Over Zoom, Kelleher showed off a bluish photo of Xylome’s proprietary yeast strain, developed from an oil-producing species called Lipomyces starkeyi. Through the microscope, the yeast resembled dish soap suds. “You’re looking at yeast which are literally squashed,” he said. “They’re crushed to the outside wall because of the amount of oil produced in these yeasts.” Fed on corn syrup, the genetically altered strain is capable of giving over the majority of its total weight to lipids. “They do exactly what we do if we keep feeding ourselves sugar,” said Kelleher. “They get big.”
In 2013, Jeffries, now Xylome’s president, noticed the oil from this strain was remarkably similar to palm oil, which is prized for its distinctive blend of saturated and unsaturated fats. This blend is solid at room temperature and liquid at body temperature—perfect for chocolate coatings, soaps, and cosmetics. Other parts of the versatile palm oil are used as fuels, solvents, lubricants, and in many other products, especially in China, India, and Indonesia.

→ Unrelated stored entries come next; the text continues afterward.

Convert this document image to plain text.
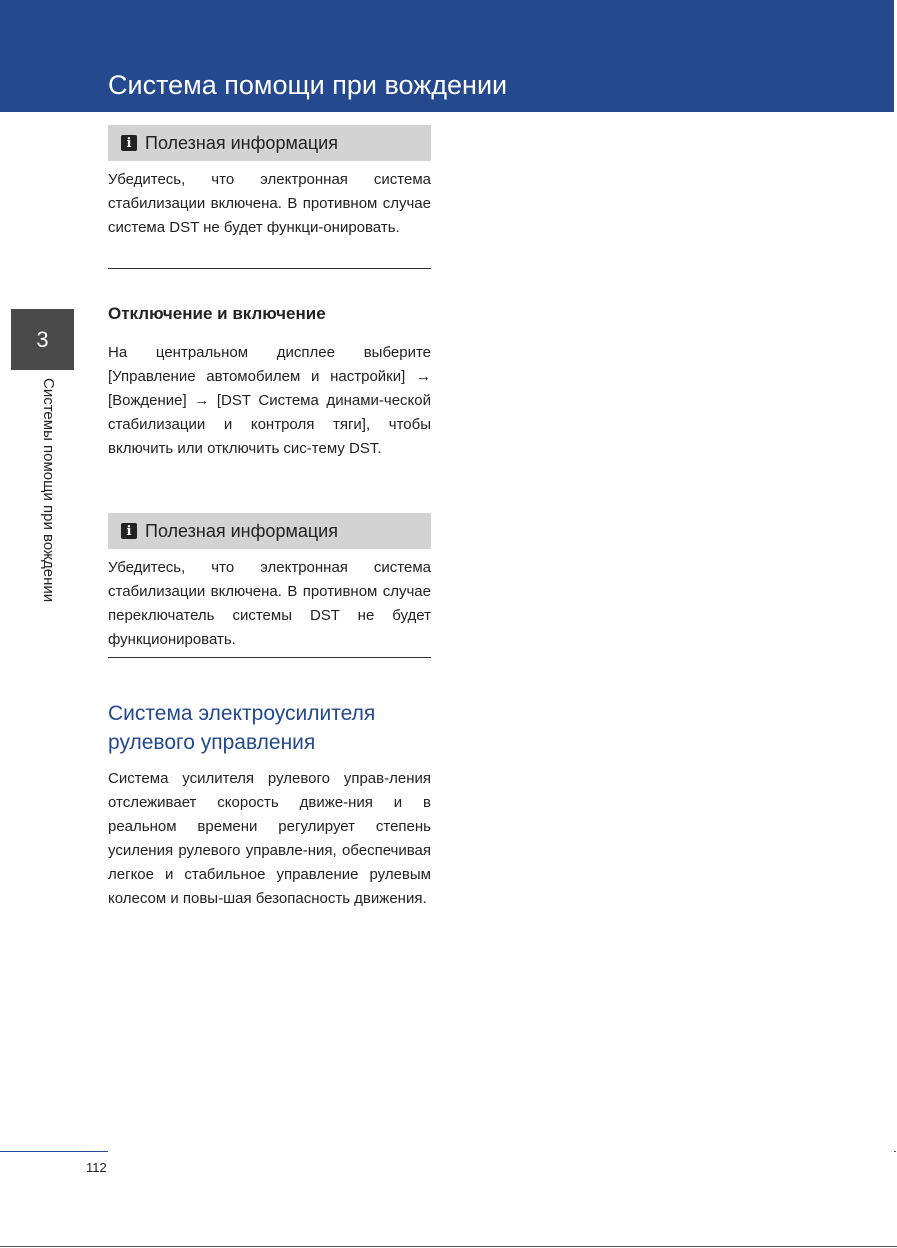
Система помощи при вождении
3
Системы помощи при вождении
i Полезная информация

Убедитесь, что электронная система стабилизации включена. В противном случае система DST не будет функци-онировать.

Отключение и включение

На центральном дисплее выберите [Управление автомобилем и настройки] → [Вождение] → [DST Система динами-ческой стабилизации и контроля тяги], чтобы включить или отключить сис-тему DST.

i Полезная информация

Убедитесь, что электронная система стабилизации включена. В противном случае переключатель системы DST не будет функционировать.

Система электроусилителя
рулевого управления

Система усилителя рулевого управ-ления отслеживает скорость движе-ния и в реальном времени регулирует степень усиления рулевого управле-ния, обеспечивая легкое и стабильное управление рулевым колесом и повы-шая безопасность движения.

112
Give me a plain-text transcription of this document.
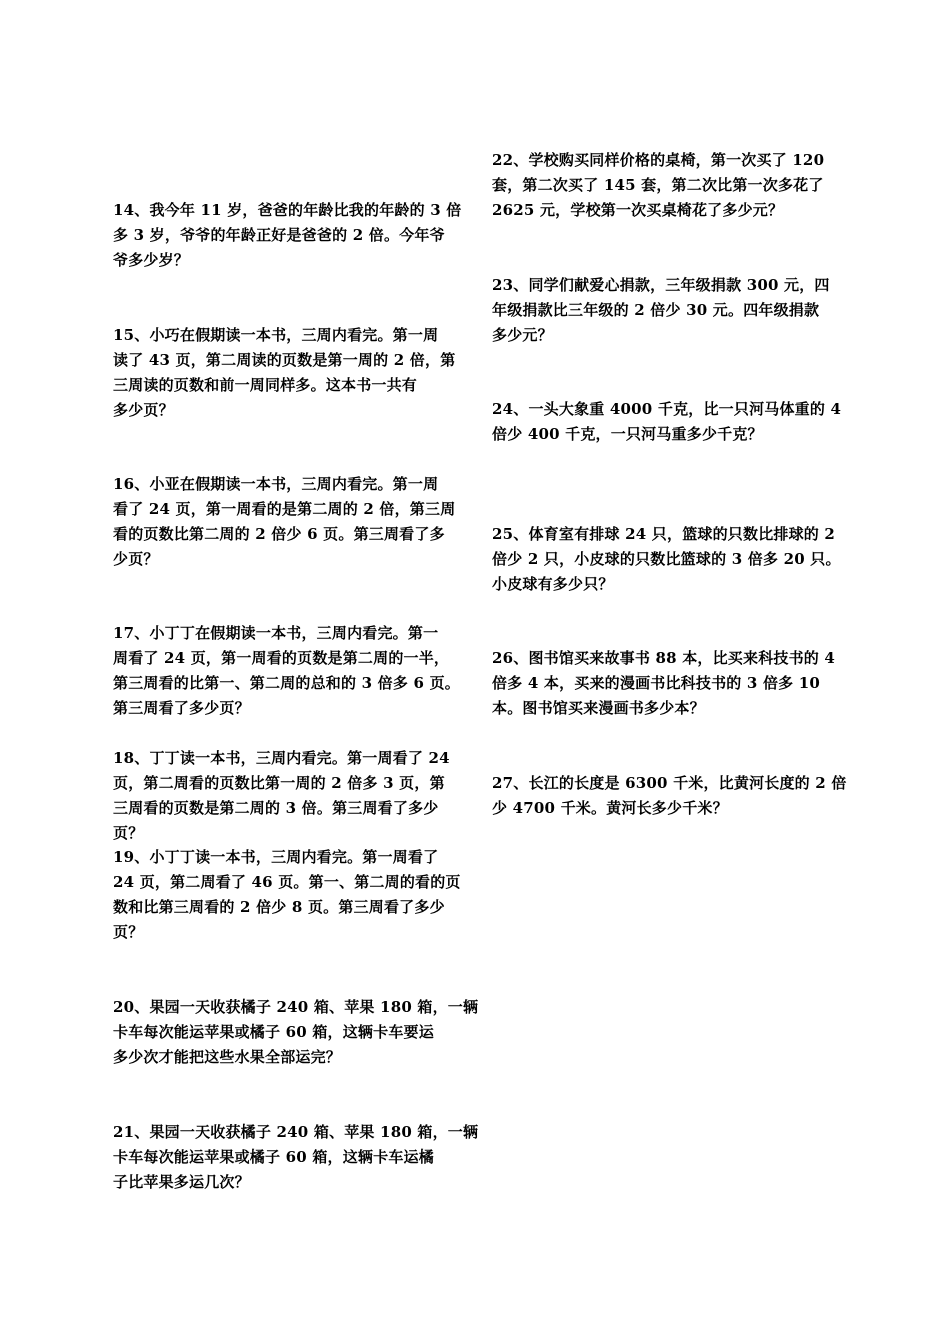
14、我今年 11 岁，爸爸的年龄比我的年龄的 3 倍
多 3 岁，爷爷的年龄正好是爸爸的 2 倍。今年爷
爷多少岁？

15、小巧在假期读一本书，三周内看完。第一周
读了 43 页，第二周读的页数是第一周的 2 倍，第
三周读的页数和前一周同样多。这本书一共有
多少页？

16、小亚在假期读一本书，三周内看完。第一周
看了 24 页，第一周看的是第二周的 2 倍，第三周
看的页数比第二周的 2 倍少 6 页。第三周看了多
少页？

17、小丁丁在假期读一本书，三周内看完。第一
周看了 24 页，第一周看的页数是第二周的一半，
第三周看的比第一、第二周的总和的 3 倍多 6 页。
第三周看了多少页？

18、丁丁读一本书，三周内看完。第一周看了 24
页，第二周看的页数比第一周的 2 倍多 3 页，第
三周看的页数是第二周的 3 倍。第三周看了多少
页？

19、小丁丁读一本书，三周内看完。第一周看了
24 页，第二周看了 46 页。第一、第二周的看的页
数和比第三周看的 2 倍少 8 页。第三周看了多少
页？

20、果园一天收获橘子 240 箱、苹果 180 箱，一辆
卡车每次能运苹果或橘子 60 箱，这辆卡车要运
多少次才能把这些水果全部运完？

21、果园一天收获橘子 240 箱、苹果 180 箱，一辆
卡车每次能运苹果或橘子 60 箱，这辆卡车运橘
子比苹果多运几次？

22、学校购买同样价格的桌椅，第一次买了 120
套，第二次买了 145 套，第二次比第一次多花了
2625 元，学校第一次买桌椅花了多少元？

23、同学们献爱心捐款，三年级捐款 300 元，四
年级捐款比三年级的 2 倍少 30 元。四年级捐款
多少元？

24、一头大象重 4000 千克，比一只河马体重的 4
倍少 400 千克，一只河马重多少千克？

25、体育室有排球 24 只，篮球的只数比排球的 2
倍少 2 只，小皮球的只数比篮球的 3 倍多 20 只。
小皮球有多少只？

26、图书馆买来故事书 88 本，比买来科技书的 4
倍多 4 本，买来的漫画书比科技书的 3 倍多 10
本。图书馆买来漫画书多少本？

27、长江的长度是 6300 千米，比黄河长度的 2 倍
少 4700 千米。黄河长多少千米？
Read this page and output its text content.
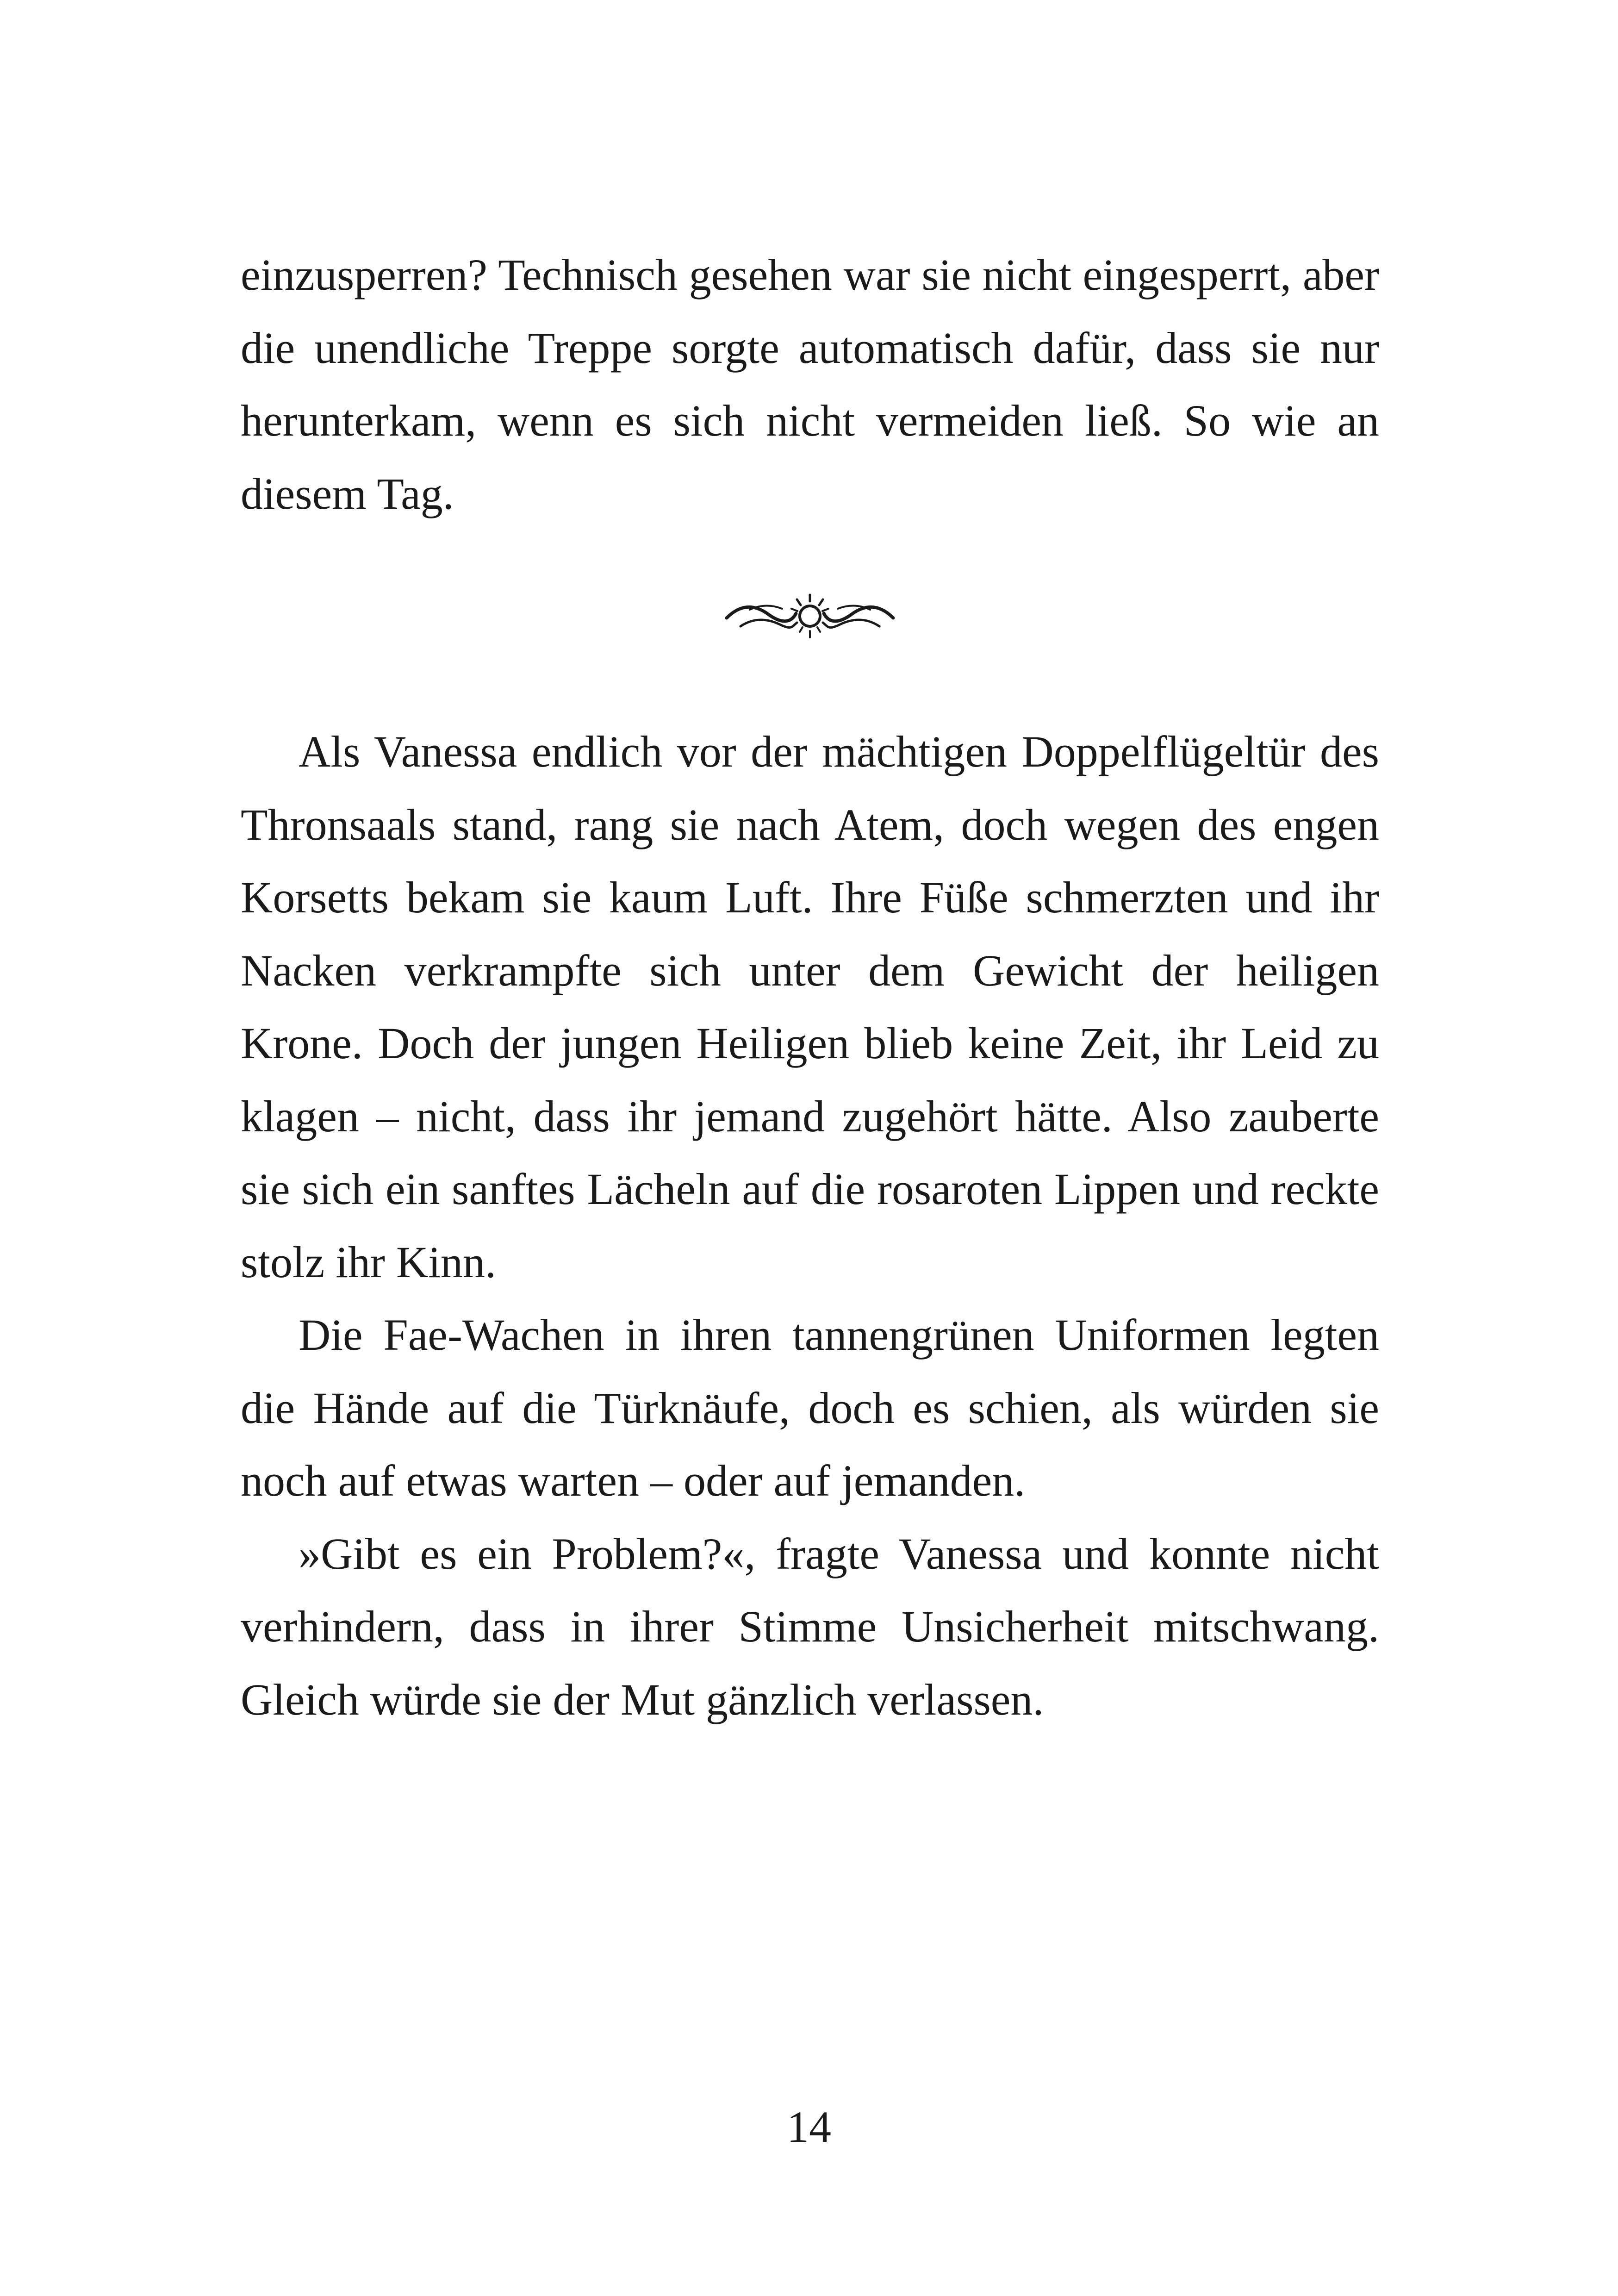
einzusperren? Technisch gesehen war sie nicht eingesperrt, aber die unendliche Treppe sorgte automatisch dafür, dass sie nur herunterkam, wenn es sich nicht vermeiden ließ. So wie an diesem Tag.

Als Vanessa endlich vor der mächtigen Doppelflügeltür des Thronsaals stand, rang sie nach Atem, doch wegen des engen Korsetts bekam sie kaum Luft. Ihre Füße schmerzten und ihr Nacken verkrampfte sich unter dem Gewicht der heiligen Krone. Doch der jungen Heiligen blieb keine Zeit, ihr Leid zu klagen – nicht, dass ihr jemand zugehört hätte. Also zauberte sie sich ein sanftes Lächeln auf die rosaroten Lippen und reckte stolz ihr Kinn.

Die Fae-Wachen in ihren tannengrünen Uniformen legten die Hände auf die Türknäufe, doch es schien, als würden sie noch auf etwas warten – oder auf jemanden.

»Gibt es ein Problem?«, fragte Vanessa und konnte nicht verhindern, dass in ihrer Stimme Unsicherheit mitschwang. Gleich würde sie der Mut gänzlich verlassen.

14
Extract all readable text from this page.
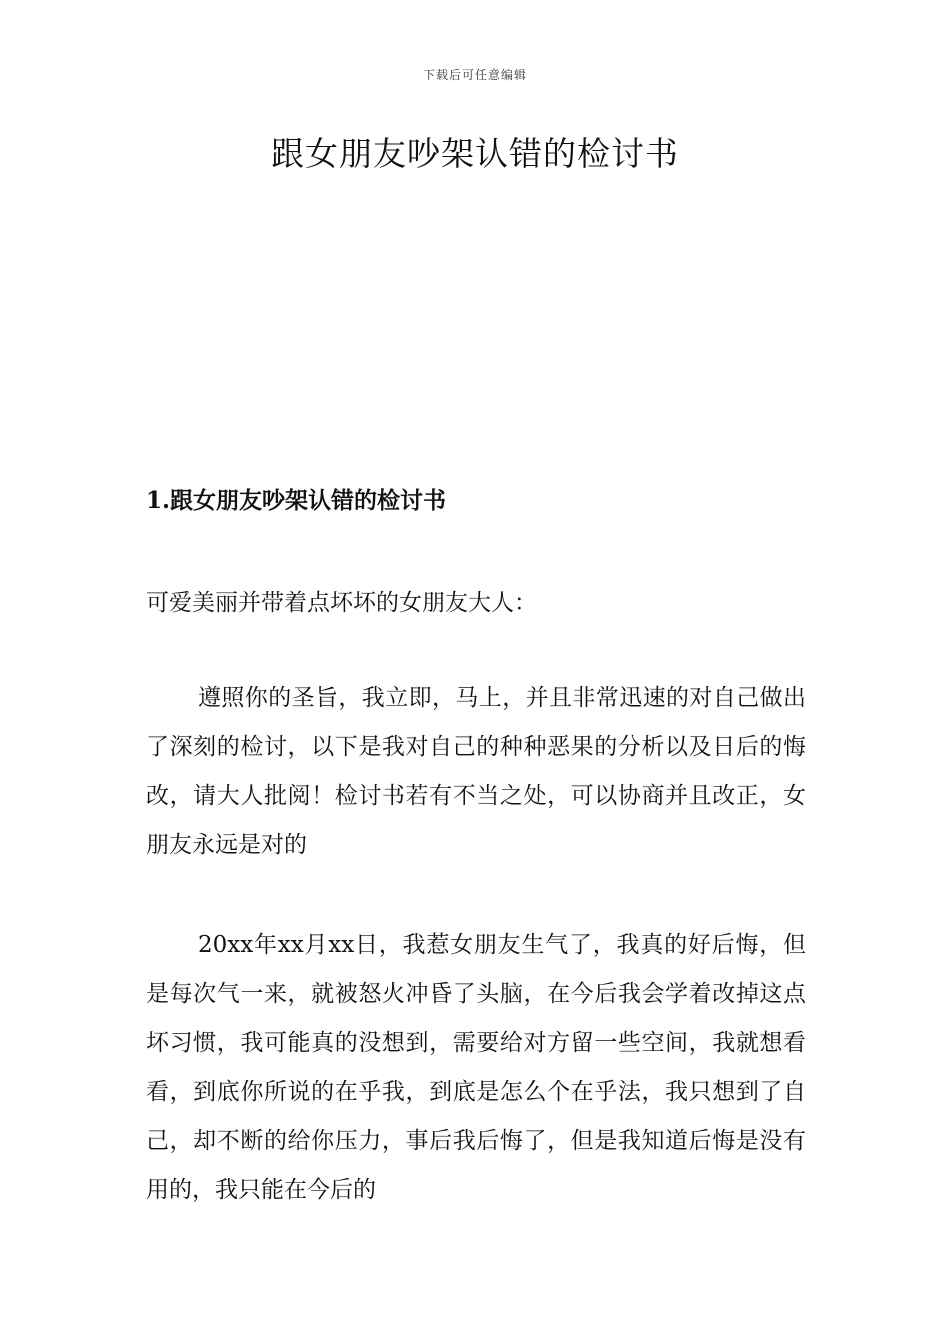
下载后可任意编辑
跟女朋友吵架认错的检讨书
1.跟女朋友吵架认错的检讨书
可爱美丽并带着点坏坏的女朋友大人：

遵照你的圣旨，我立即，马上，并且非常迅速的对自己做出了深刻的检讨，以下是我对自己的种种恶果的分析以及日后的悔改，请大人批阅！检讨书若有不当之处，可以协商并且改正，女朋友永远是对的

20xx年xx月xx日，我惹女朋友生气了，我真的好后悔，但是每次气一来，就被怒火冲昏了头脑，在今后我会学着改掉这点坏习惯，我可能真的没想到，需要给对方留一些空间，我就想看看，到底你所说的在乎我，到底是怎么个在乎法，我只想到了自己，却不断的给你压力，事后我后悔了，但是我知道后悔是没有用的，我只能在今后的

The resemblance of the yeast oil to palm oil was discovered by chance—Xylome was going for diesel. But Jeffries and Kelleher realized there might be something to a palm oil alternative when Kelleher’s daughter told him about the growing interest in palm-oil-free cosmetics to address environmental concerns identified by years of international activism targeting unsustainable palm oil.
Though palm oil production is responsible for less than 1 percent of deforestation globally, according a 2018 report from the International Union for Conservation of Nature, it is a major cause of deforestation in the tropics. In Borneo, for instance, oil palm cultivation has accounted for more than half of all deforestation over the past two decades. Future demand could contribute to even more deforestation. The same report found that more than 1 million square miles of biodiversity hot spots could be threatened by oil palm cultivation, potentially affecting more than 40 percent of all threatened bird, mammal, and amphibian species, from orangutans and tigers to flycatchers and elephants. This deforestation also creates greenhouse gas emissions, as carbon-rich peat built up beneath virgin forests is drained, and trees are burned to clear land for planting.
Recognizing these impacts, suppliers—working through organizations like the Roundtable on Sustainable Palm Oil (RSPO), which has certified palm oil supply chains since 2007—have sought ways to increase oversight of palm oil production to ensure crops are not cultivated on biodiverse or carbon-rich land. While a growing number of palm growers are certified, the approach has limitations, said Janice Lee, an environmental scientist who studies palm oil at Nanyang Technological University in Singapore. For instance, it can be difficult to certify smallholder growers, who collectively represent the majority of palm oil production in some regions. “Certification is not a silver bullet,” she said. About 20 percent of palm oil production is certified by the RSPO.
Finding an alternative to palm oil has proven even more challenging. Other tropical oils—like coconut oil—have lower yields than oil palm and would have even greater impacts if cultivated on the same scale. Other non-tropical oils—like soy or corn oil—can be grown outside the biodiverse tropics, but they require additional processing to replace palm oil in many applications. That processing is expensive, and it produces trans fats, which the FDA banned in the United States in 2015.
Kelleher and Jeffries decided to market their yeast as a better alternative. The microbes in their lab produce an oil with a lipid profile almost identical to palm oil. The “bugs,” as they refer to the yeast, can also be fed with materials that don’t require tropical agriculture, such as corn or sugar cane, or waste materials, like corn husks and wheat stalks, which could substantially reduce production costs. The microbial oils could also be produced anywhere, reducing the distance between factory and consumer.